Buy-side firms unhappy with the cost of market data are unable to challenge the high fees because exchanges’ hold a monopoly on the data, Paul Collins, head of European equity trading at Franklin Templeton Investments says.
Speaking at the ICI Global Trading and Market Structure Conference in London, Collins told delegates he needed access to the data for day-to-day operations and to demonstrate to regulators and clients how the firm was achieving best execution.
“Unfortunately, you’re not in a position to negotiate because we get the data from one specific source, so to an extent it’s monopolised.”
Collins said competition amongst exchanges didn’t make a difference to the cost of data, because despite choosing one multilateral trading facility, he would still need data from the London Stock Exchange (LSE) for a trade, for example. “If I have data from BATS Chi-X, it’s not enough for me to say I don’t need the LSE anymore.”
The only answer to resolve the high cost of data was for regulators to step in and ask exchanges how they came up with the price, he said.
However, Mark Schaedel, managing director at Markit, who was also a speaker at the market data and consolidated tape session, said the debate about data costs was a “distraction,” and firms should be more focused on the quality of the information.
“How does Paul see the liquidity in the market without all the other noise? He cannot do that today. The information isn’t there. That’s the fundamental flaw,” he said.

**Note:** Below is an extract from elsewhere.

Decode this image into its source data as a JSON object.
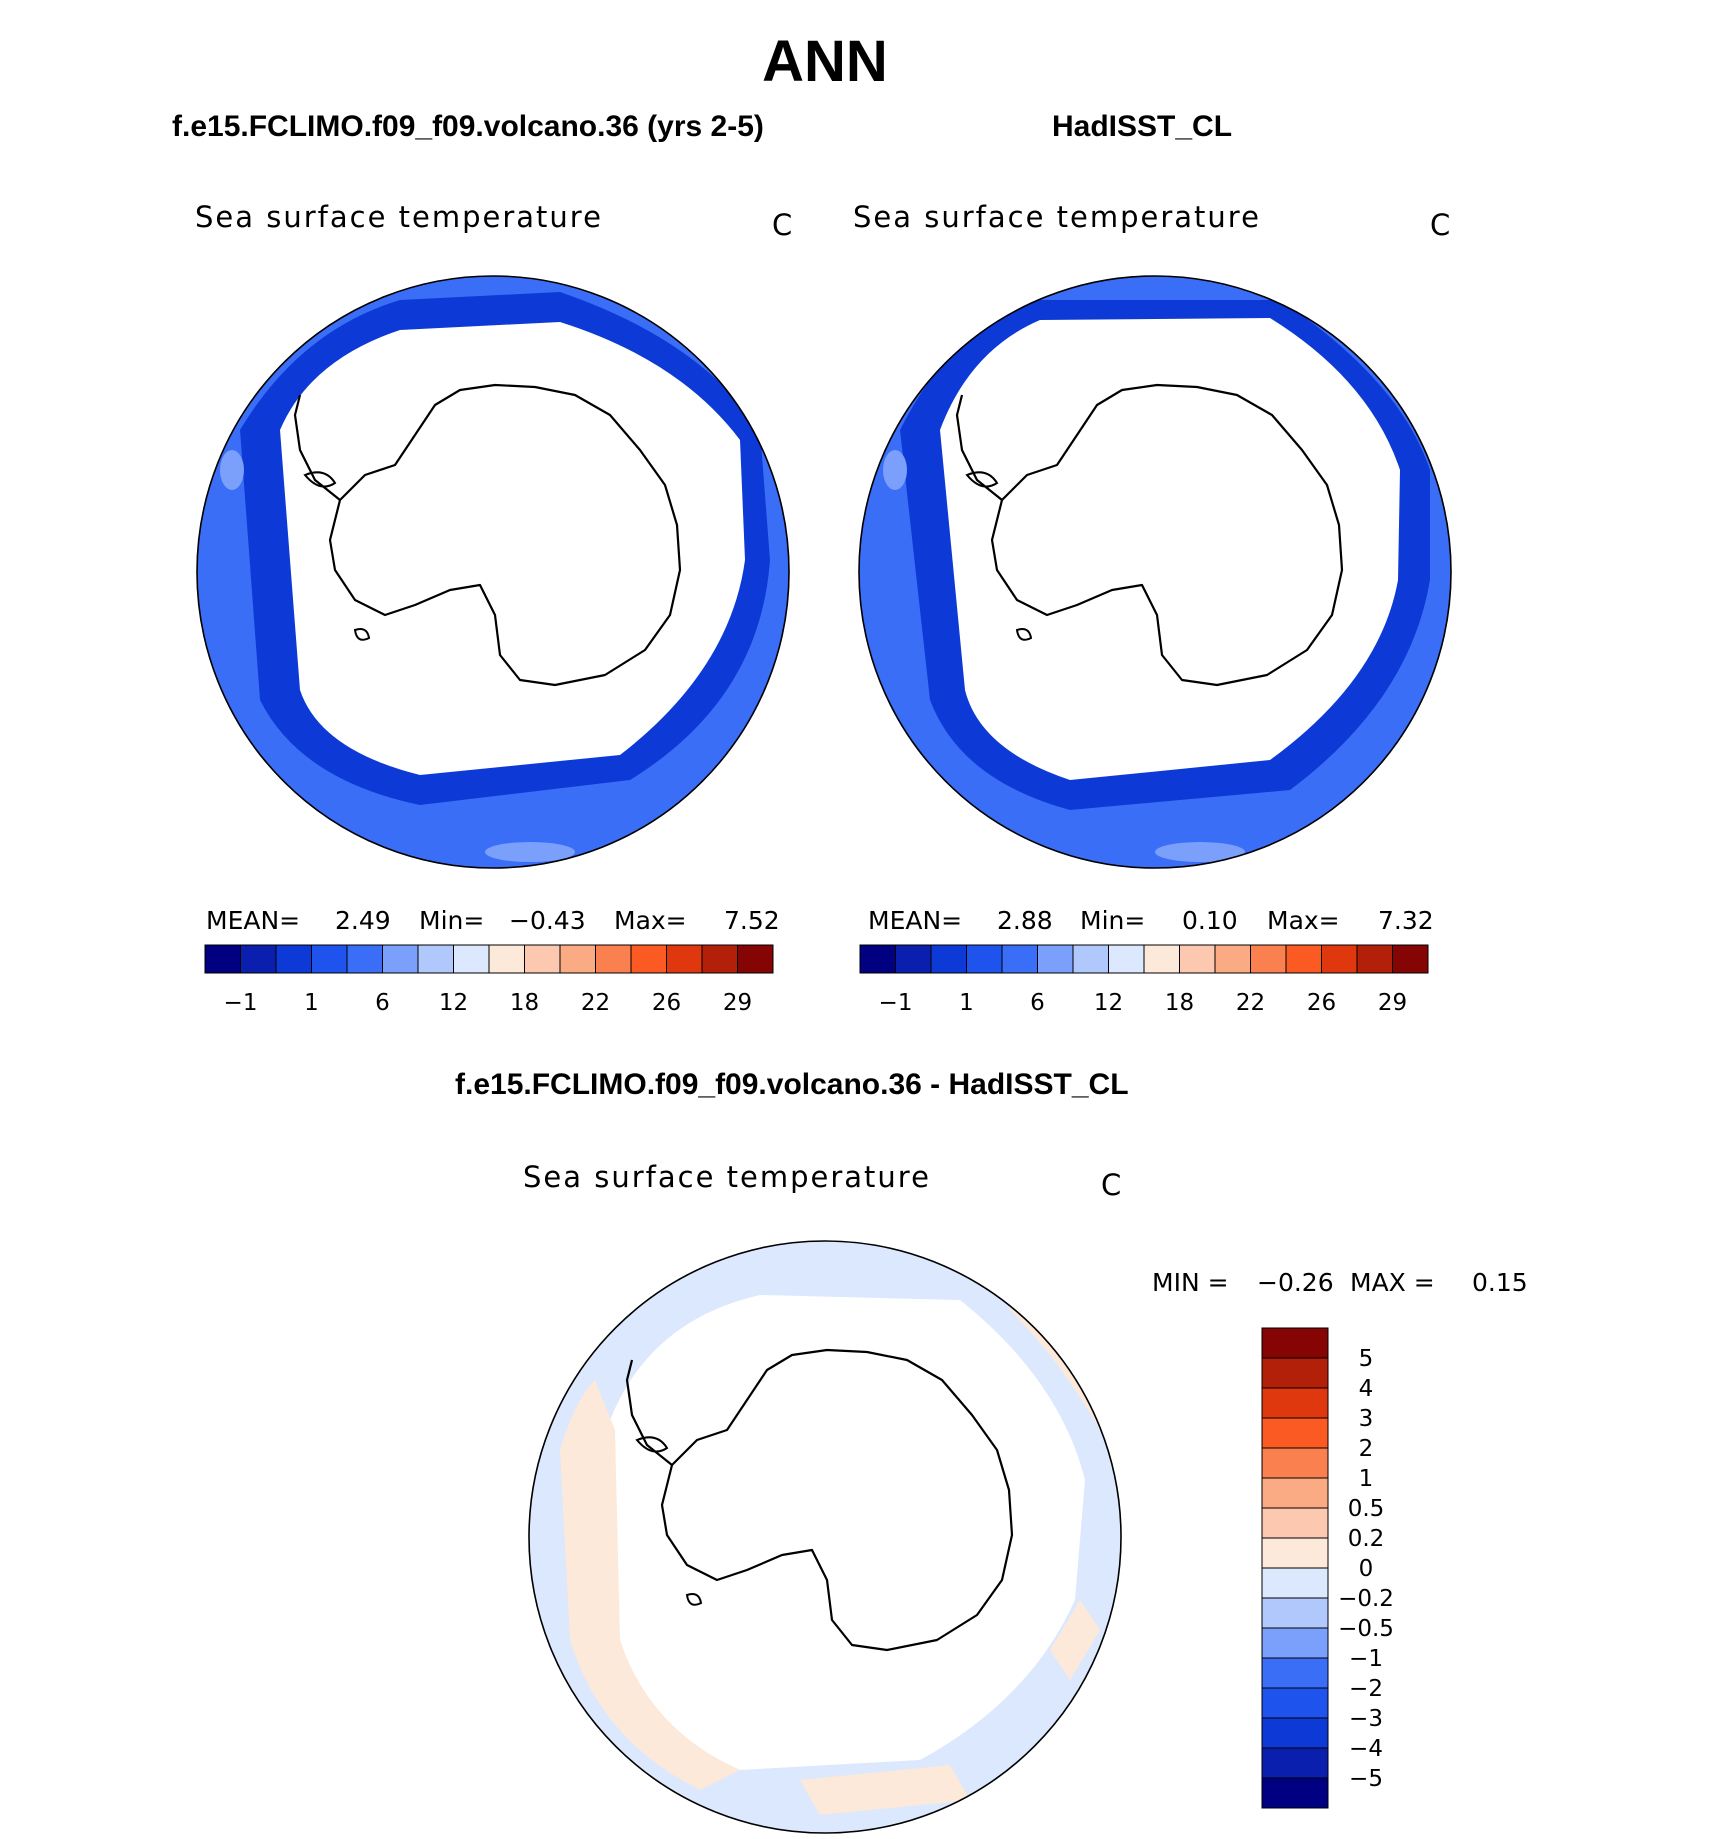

Schaedel said introduction of a consolidated tape was important for transparency and market structure to evolve properly, but without a mandate on how it will be conducted, it was unlikely to yield any useful information.
“The US’ version is something that we want to avoid, and it’s filled with a lot of the garbage that we have set out to separate: the noise from the liquidity of the tape, and we don’t want to create that here.”

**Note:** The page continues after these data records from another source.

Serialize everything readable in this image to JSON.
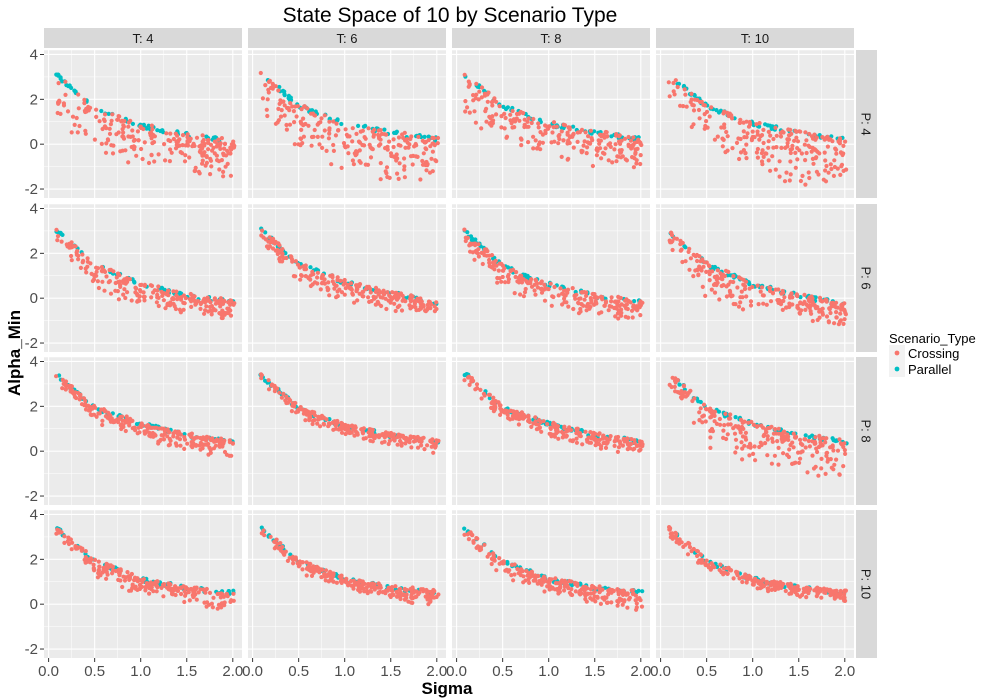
{
  "chart_data": {
    "type": "scatter",
    "title": "State Space of 10 by Scenario Type",
    "xlabel": "Sigma",
    "ylabel": "Alpha_Min",
    "xlim": [
      -0.05,
      2.1
    ],
    "ylim": [
      -2.4,
      4.2
    ],
    "x_ticks": [
      "0.0",
      "0.5",
      "1.0",
      "1.5",
      "2.0"
    ],
    "y_ticks": [
      "-2",
      "0",
      "2",
      "4"
    ],
    "x_tick_values": [
      0,
      0.5,
      1.0,
      1.5,
      2.0
    ],
    "y_tick_values": [
      -2,
      0,
      2,
      4
    ],
    "grid": true,
    "facet_columns": [
      "T: 4",
      "T: 6",
      "T: 8",
      "T: 10"
    ],
    "facet_rows": [
      "P: 4",
      "P: 6",
      "P: 8",
      "P: 10"
    ],
    "legend": {
      "title": "Scenario_Type",
      "position": "right",
      "entries": [
        {
          "name": "Crossing",
          "color": "#F8766D"
        },
        {
          "name": "Parallel",
          "color": "#00BFC4"
        }
      ]
    },
    "series": [
      {
        "name": "Crossing",
        "color": "#F8766D"
      },
      {
        "name": "Parallel",
        "color": "#00BFC4"
      }
    ],
    "panel_trends": [
      {
        "row": "P: 4",
        "col": "T: 4",
        "upper": [
          [
            0.08,
            3.2
          ],
          [
            0.5,
            1.7
          ],
          [
            1.0,
            0.9
          ],
          [
            1.5,
            0.5
          ],
          [
            2.0,
            0.2
          ]
        ],
        "lower": [
          [
            0.08,
            0.7
          ],
          [
            0.5,
            -0.6
          ],
          [
            1.0,
            -1.1
          ],
          [
            1.5,
            -1.4
          ],
          [
            2.0,
            -1.7
          ]
        ]
      },
      {
        "row": "P: 4",
        "col": "T: 6",
        "upper": [
          [
            0.08,
            3.3
          ],
          [
            0.5,
            1.8
          ],
          [
            1.0,
            1.0
          ],
          [
            1.5,
            0.6
          ],
          [
            2.0,
            0.3
          ]
        ],
        "lower": [
          [
            0.08,
            1.2
          ],
          [
            0.5,
            -0.4
          ],
          [
            1.0,
            -1.2
          ],
          [
            1.5,
            -1.8
          ],
          [
            2.0,
            -2.2
          ]
        ]
      },
      {
        "row": "P: 4",
        "col": "T: 8",
        "upper": [
          [
            0.08,
            3.2
          ],
          [
            0.5,
            1.8
          ],
          [
            1.0,
            1.0
          ],
          [
            1.5,
            0.6
          ],
          [
            2.0,
            0.3
          ]
        ],
        "lower": [
          [
            0.08,
            1.0
          ],
          [
            0.5,
            -0.1
          ],
          [
            1.0,
            -0.6
          ],
          [
            1.5,
            -1.0
          ],
          [
            2.0,
            -1.3
          ]
        ]
      },
      {
        "row": "P: 4",
        "col": "T: 10",
        "upper": [
          [
            0.08,
            3.2
          ],
          [
            0.5,
            1.8
          ],
          [
            1.0,
            1.0
          ],
          [
            1.5,
            0.6
          ],
          [
            2.0,
            0.3
          ]
        ],
        "lower": [
          [
            0.08,
            1.4
          ],
          [
            0.5,
            -0.7
          ],
          [
            1.0,
            -1.5
          ],
          [
            1.5,
            -1.9
          ],
          [
            2.0,
            -2.1
          ]
        ]
      },
      {
        "row": "P: 6",
        "col": "T: 4",
        "upper": [
          [
            0.08,
            3.1
          ],
          [
            0.5,
            1.6
          ],
          [
            1.0,
            0.7
          ],
          [
            1.5,
            0.2
          ],
          [
            2.0,
            -0.1
          ]
        ],
        "lower": [
          [
            0.08,
            2.4
          ],
          [
            0.5,
            0.2
          ],
          [
            1.0,
            -0.4
          ],
          [
            1.5,
            -0.8
          ],
          [
            2.0,
            -1.1
          ]
        ]
      },
      {
        "row": "P: 6",
        "col": "T: 6",
        "upper": [
          [
            0.08,
            3.2
          ],
          [
            0.5,
            1.6
          ],
          [
            1.0,
            0.8
          ],
          [
            1.5,
            0.3
          ],
          [
            2.0,
            -0.1
          ]
        ],
        "lower": [
          [
            0.08,
            2.2
          ],
          [
            0.5,
            0.6
          ],
          [
            1.0,
            -0.2
          ],
          [
            1.5,
            -0.6
          ],
          [
            2.0,
            -0.9
          ]
        ]
      },
      {
        "row": "P: 6",
        "col": "T: 8",
        "upper": [
          [
            0.08,
            3.1
          ],
          [
            0.5,
            1.5
          ],
          [
            1.0,
            0.7
          ],
          [
            1.5,
            0.2
          ],
          [
            2.0,
            -0.1
          ]
        ],
        "lower": [
          [
            0.08,
            2.2
          ],
          [
            0.5,
            0.2
          ],
          [
            1.0,
            -0.5
          ],
          [
            1.5,
            -0.9
          ],
          [
            2.0,
            -1.1
          ]
        ]
      },
      {
        "row": "P: 6",
        "col": "T: 10",
        "upper": [
          [
            0.08,
            3.1
          ],
          [
            0.5,
            1.6
          ],
          [
            1.0,
            0.7
          ],
          [
            1.5,
            0.2
          ],
          [
            2.0,
            -0.2
          ]
        ],
        "lower": [
          [
            0.08,
            2.2
          ],
          [
            0.5,
            -0.1
          ],
          [
            1.0,
            -0.7
          ],
          [
            1.5,
            -1.1
          ],
          [
            2.0,
            -1.5
          ]
        ]
      },
      {
        "row": "P: 8",
        "col": "T: 4",
        "upper": [
          [
            0.08,
            3.5
          ],
          [
            0.5,
            2.0
          ],
          [
            1.0,
            1.3
          ],
          [
            1.5,
            0.8
          ],
          [
            2.0,
            0.5
          ]
        ],
        "lower": [
          [
            0.08,
            3.0
          ],
          [
            0.5,
            1.2
          ],
          [
            1.0,
            0.5
          ],
          [
            1.5,
            0.0
          ],
          [
            2.0,
            -0.4
          ]
        ]
      },
      {
        "row": "P: 8",
        "col": "T: 6",
        "upper": [
          [
            0.08,
            3.5
          ],
          [
            0.5,
            2.0
          ],
          [
            1.0,
            1.2
          ],
          [
            1.5,
            0.8
          ],
          [
            2.0,
            0.5
          ]
        ],
        "lower": [
          [
            0.08,
            3.0
          ],
          [
            0.5,
            1.4
          ],
          [
            1.0,
            0.7
          ],
          [
            1.5,
            0.2
          ],
          [
            2.0,
            -0.1
          ]
        ]
      },
      {
        "row": "P: 8",
        "col": "T: 8",
        "upper": [
          [
            0.08,
            3.6
          ],
          [
            0.5,
            2.0
          ],
          [
            1.0,
            1.3
          ],
          [
            1.5,
            0.8
          ],
          [
            2.0,
            0.5
          ]
        ],
        "lower": [
          [
            0.08,
            3.0
          ],
          [
            0.5,
            1.4
          ],
          [
            1.0,
            0.6
          ],
          [
            1.5,
            0.1
          ],
          [
            2.0,
            -0.1
          ]
        ]
      },
      {
        "row": "P: 8",
        "col": "T: 10",
        "upper": [
          [
            0.08,
            3.6
          ],
          [
            0.5,
            2.0
          ],
          [
            1.0,
            1.3
          ],
          [
            1.5,
            0.8
          ],
          [
            2.0,
            0.5
          ]
        ],
        "lower": [
          [
            0.08,
            2.8
          ],
          [
            0.5,
            0.2
          ],
          [
            1.0,
            -0.6
          ],
          [
            1.5,
            -1.1
          ],
          [
            2.0,
            -1.4
          ]
        ]
      },
      {
        "row": "P: 10",
        "col": "T: 4",
        "upper": [
          [
            0.08,
            3.5
          ],
          [
            0.5,
            2.0
          ],
          [
            1.0,
            1.2
          ],
          [
            1.5,
            0.8
          ],
          [
            2.0,
            0.6
          ]
        ],
        "lower": [
          [
            0.08,
            3.0
          ],
          [
            0.5,
            1.2
          ],
          [
            1.0,
            0.4
          ],
          [
            1.5,
            0.0
          ],
          [
            2.0,
            -0.4
          ]
        ]
      },
      {
        "row": "P: 10",
        "col": "T: 6",
        "upper": [
          [
            0.08,
            3.5
          ],
          [
            0.5,
            2.0
          ],
          [
            1.0,
            1.2
          ],
          [
            1.5,
            0.8
          ],
          [
            2.0,
            0.6
          ]
        ],
        "lower": [
          [
            0.08,
            3.0
          ],
          [
            0.5,
            1.4
          ],
          [
            1.0,
            0.6
          ],
          [
            1.5,
            0.2
          ],
          [
            2.0,
            -0.1
          ]
        ]
      },
      {
        "row": "P: 10",
        "col": "T: 8",
        "upper": [
          [
            0.08,
            3.5
          ],
          [
            0.5,
            2.0
          ],
          [
            1.0,
            1.2
          ],
          [
            1.5,
            0.8
          ],
          [
            2.0,
            0.6
          ]
        ],
        "lower": [
          [
            0.08,
            3.0
          ],
          [
            0.5,
            1.2
          ],
          [
            1.0,
            0.4
          ],
          [
            1.5,
            0.0
          ],
          [
            2.0,
            -0.4
          ]
        ]
      },
      {
        "row": "P: 10",
        "col": "T: 10",
        "upper": [
          [
            0.08,
            3.5
          ],
          [
            0.5,
            2.0
          ],
          [
            1.0,
            1.2
          ],
          [
            1.5,
            0.8
          ],
          [
            2.0,
            0.6
          ]
        ],
        "lower": [
          [
            0.08,
            3.0
          ],
          [
            0.5,
            1.4
          ],
          [
            1.0,
            0.7
          ],
          [
            1.5,
            0.3
          ],
          [
            2.0,
            0.1
          ]
        ]
      }
    ]
  }
}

Schaedel was one of two executives to establish the COBA Project, an industry-led initiative to find solutions to the commercial considerations that had halted progress of previous attempts to launch a European consolidated tape. COBA was suspended in March due to regulatory uncertainty around MiFID II and lack of support.
Schaedel told delegates that even though the project’s timing was off, the concept was valid. “Until there is an actual mandate or there is a will to facilitate a tape and the commercial structure around it, there is no reason to have one.”

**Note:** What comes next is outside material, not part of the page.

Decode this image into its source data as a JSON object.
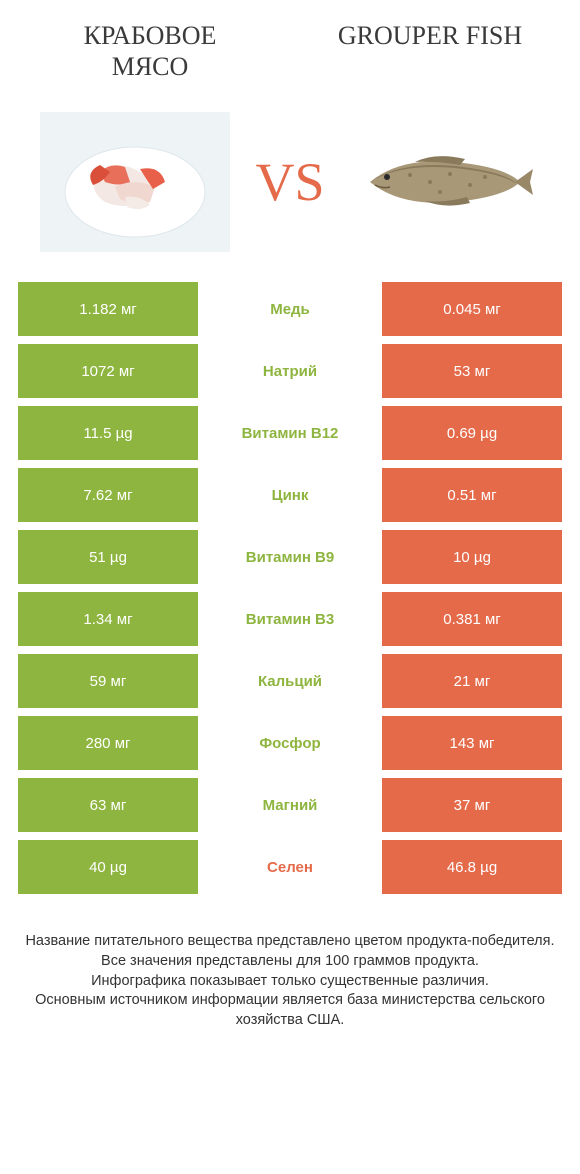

For Robert Hegarty, global head of business development and market structure at Thomson Reuters, the COBA project reflected the lack of demand for a consolidated tape in Europe.
Making reference to FIX, Hegarty said the industry-driven standards body was created because of the request from both buy- and sell-side. “There was demand for the standard and FIX was launched. We are seeing some of the same principles in play here, and we’ve made strides, but it will take someone to stand up and say this is how we want this done,” he said.